To the modelling. Select the attributes to be predictors and label in our model.

# List variables  
# Dependent variable
dep_var = ['y1']
# Predictors/ independent variables
ind_vars = ['CRED_SPRD', 'YLD_SPRD', 'LOAN_GROWTH', 'rtn_6m']
# Other variables to be used in the plot
oth_vars = ['close']
vars = dep_var + ind_vars + oth_vars
df = df[vars]

Our new data frame.

# Drop na' when variables are not null / Nan
df = df.dropna(subset = vars)

# Inspect csv data - first and last records
df.iloc[np.r_[0:4, len(df) - 4:len(df)],]

	y1	CRED_SPRD	YLD_SPRD	LOAN_GROWTH	rtn_6m	close
me_date
1954-07-31	0.0	0.61	1.50	0.006512	0.168940	30.879999
1954-08-31	0.0	0.62	1.14	0.016628	0.131665	29.830000
1954-09-30	0.0	0.58	1.32	0.019759	0.181765	32.310001
1954-10-31	0.0	0.59	1.58	0.026823	0.114238	31.680000
2019-03-31	0.0	1.07	0.16	0.029602	-0.027690	2834.399902
2019-04-30	0.0	1.01	0.11	0.028409	0.082800	2945.830078
2019-05-31	0.0	0.96	0.01	0.028386	-0.002943	2752.060059
2019-06-30	0.0	1.04	-0.31	0.025044	0.159981	2941.760010

Lets get modelling. The variables defined in the next cell inform the training and testing ranges.

# Set training and testing ranges
train_length = 300
test_length = 4
loops = math.floor((len(df) - train_length) / test_length)
start = len(df) - (loops * test_length + train_length)
stop = math.floor((len(df) - train_length) / test_length) * test_length

# Empty objects
y_pred_prob = None
model_coef = None

The training, testing loop. This piece of code selects a training subset, fits a model and then applies that model to new unseen data.
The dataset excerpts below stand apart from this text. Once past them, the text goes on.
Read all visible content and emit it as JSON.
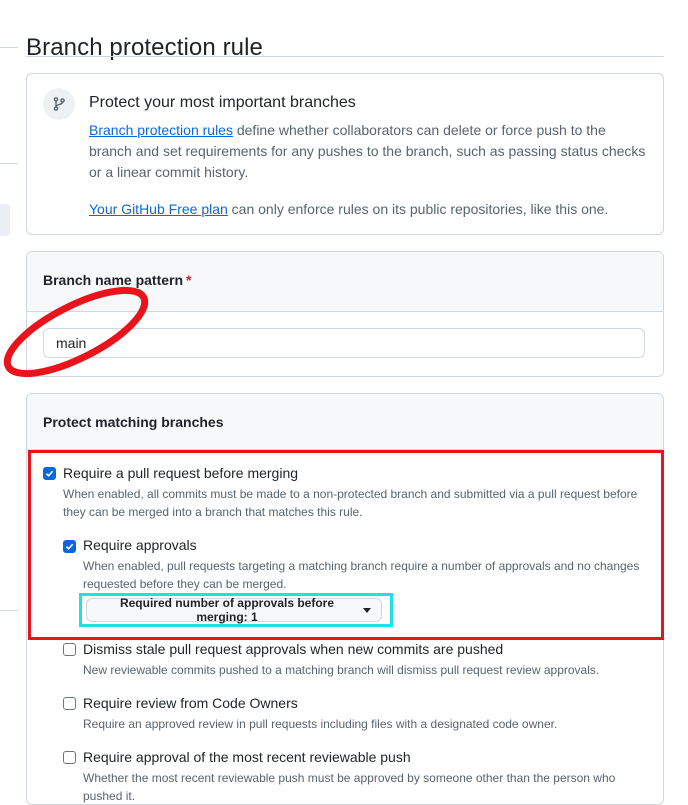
{
  "page": {
    "title": "Branch protection rule"
  },
  "info": {
    "heading": "Protect your most important branches",
    "link1": "Branch protection rules",
    "text1": " define whether collaborators can delete or force push to the branch and set requirements for any pushes to the branch, such as passing status checks or a linear commit history.",
    "link2": "Your GitHub Free plan",
    "text2": " can only enforce rules on its public repositories, like this one.",
    "icon": "git-branch-icon"
  },
  "pattern": {
    "label": "Branch name pattern",
    "required_marker": "*",
    "value": "main"
  },
  "protect": {
    "heading": "Protect matching branches",
    "options": [
      {
        "title": "Require a pull request before merging",
        "desc": "When enabled, all commits must be made to a non-protected branch and submitted via a pull request before they can be merged into a branch that matches this rule.",
        "checked": true
      },
      {
        "title": "Require approvals",
        "desc": "When enabled, pull requests targeting a matching branch require a number of approvals and no changes requested before they can be merged.",
        "checked": true
      },
      {
        "title": "Dismiss stale pull request approvals when new commits are pushed",
        "desc": "New reviewable commits pushed to a matching branch will dismiss pull request review approvals.",
        "checked": false
      },
      {
        "title": "Require review from Code Owners",
        "desc": "Require an approved review in pull requests including files with a designated code owner.",
        "checked": false
      },
      {
        "title": "Require approval of the most recent reviewable push",
        "desc": "Whether the most recent reviewable push must be approved by someone other than the person who pushed it.",
        "checked": false
      }
    ],
    "approvals_button": "Required number of approvals before merging: 1"
  },
  "colors": {
    "accent": "#0969da",
    "annotation_red": "#e8131b",
    "annotation_cyan": "#1de0e8"
  }
}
Predicted probabilities, and parameter co-efficients are returned to a dataframe.

# Training loop
for i in range(start, stop, test_length):

    # Model data
    y_train_raw = np.array(df.iloc[i:i + train_length, 0])
    x_train_raw = np.array(df.iloc[i:i + train_length, 1:len(vars) - 1])
    y_test_raw = np.array(df.iloc[i + train_length:i + train_length + test_length, 0])
    x_test_raw = np.array(df.iloc[i + train_length:i + train_length + test_length, 1:len(vars) - 1])

    # Scale for model ingestion
    sc = StandardScaler()
    x_train = sc.fit_transform(x_train_raw)

    # Apply mean and standard deviation from transform applied to training data to test data
    x_test = sc.transform(x_test_raw)

    # Specify model
    sgd = linear_model.SGDClassifier(
        loss = 'log'
        ,penalty = 'elasticnet'
        ,max_iter = 2500
        ,n_iter_no_change = 500
        ,tol = 1e-3)

    # Train model
    sgd.fit(x_train, y_train_raw)

    # Predict on test data and write to array
    y_pred = sgd.predict_proba(x_test)
    if y_pred_prob is None:
        y_pred_prob = y_pred
    else:
        y_pred_prob = np.concatenate((y_pred_prob, y_pred))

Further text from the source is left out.